The costs I would worry about most, would be that the vaccine might damage the immune systems of the recipients, and that mercury or contaminants in the vaccines might add to total load and cause long term problems. Previous posts here have suggested these possibilities should not be overlooked.
I have not seen research I would say shows these things are happening, but also I haven’t seen the long term studies I think there should be asking the question either, so I have no confidence they aren’t happening. They represent a risk, IMO.

I think its worth pointing out that the Cochrane, pessimistic as it is, is not based on studies looking at long term health.
If the vaccine were to damage your immune system, you may suffer from that every year till you die.
If the total metal load is a problem, you may suffer from that every year till you die.
Any conceivable benefit of the flu vaccine, however, is almost certain to come in the first year, because after that the flu strain will have moved on.
I would like to see studies on flu vaccine recipients’ health in the 2nd year after the vaccine.
There is a bias in the literature, that these extended costs are not being considered, so far as I can tell, in cost-benefit estimates of the value of the vaccines.

6 thoughts on “Flu Vaccine Cost Benefit for Adults

  1. Seriously, you’re damaging your credibility with two things.
    – You keep using ‘damage the immune system’ which is too generic a term, similar to the way that nuts use ‘toxins’. You need to be specific about the issues involved.
    – Flu vaccines are not adjuvanted. I quote: “Seasonal influenza vaccines used in the United States do not contain adjuvants.” from http://www.cdc.gov/vaccinesafety/concerns/adjuvants.html

    If you want to say differently, you need to cite.

    1. Thanks for pointing that out. I’ll X out aluminum. I have not made much of a study of flu vaccines, particularly adult ones. I also haven’t seen any studies on long term effects, suspect they don’t exist.

      But about damage, that’s what I mean. I’m not claiming to have proof the flu vaccine damages immune systems. I’ve pointed out there’s evidence some have in the past. Shouldn’t there be some evidence they are safe? Absent that, how do you assess the risk? When you assess the risk, I was pointing out, you should weight it relative to the benefit according to the likelihood it will persist for years.

      1. No. You keep claiming extraordinary things without extraordinary evidence, and doing so sloppily. You, the outsider, claiming that the established process is broken, need to present more cleanly and carefully if you want to not be dismissed immediately by all right-thinking people. There are too many quacks out there to believe yet another one.
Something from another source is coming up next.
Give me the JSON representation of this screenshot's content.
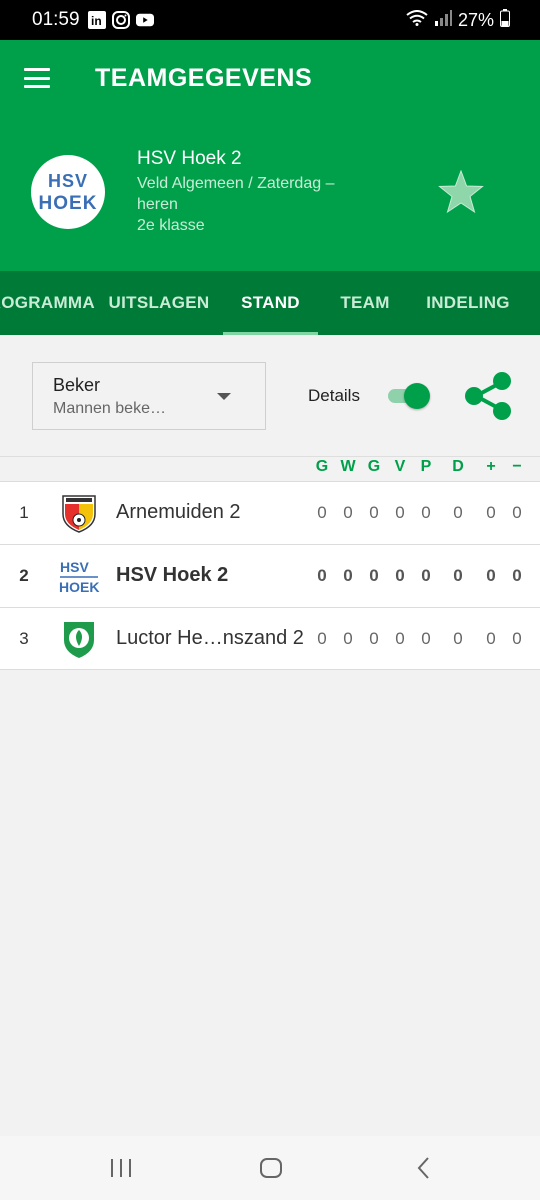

        There is a vaccine safety process that is followed, there is a VAERS system, which despite problems, does exist. If you want to make claims about the problems of the system (at least and have me listen to them any farther – this is my last attempt to engage with you, and I have been trying very, very hard, much harder than anyone else), they need to be carefully limited to claims limited to the evidence at hand.

        Your evidence for damage from flu vaccines is extremely weak. Your claim about aluminum in a flu vaccine context is just flat out wrong. Yes, there’s evidence that the flu vaccine isn’t particularly effective, but when you conflate that, your weak evidence against flu vaccines, and aluminum all together, you become just another quack.

      2. The statement ‘I’ll X out aluminum’ is extremely disturbing in this context.


        Your comment reads to me like this:

        “I’ve made up my mind about vaccines being bad, and I’m going out and finding the evidence, and oh, hey, you pointed out a major problem with this subargument I was making, but whatever, my mind is made up, I’ll just remove that piece of the evidence and continue on with my argument.”

        1. I’m sorry you feel that way. I corrected the argument, because I’m not looking for evidence to make vaccines look bad, I’m looking for evidence that bears on the subject one way or another, and you provided some, so I integrated it into my picture.
          I’m not really sure what more you think would be a more appropriate response. The weight of the evidence after integrating your point is what it is.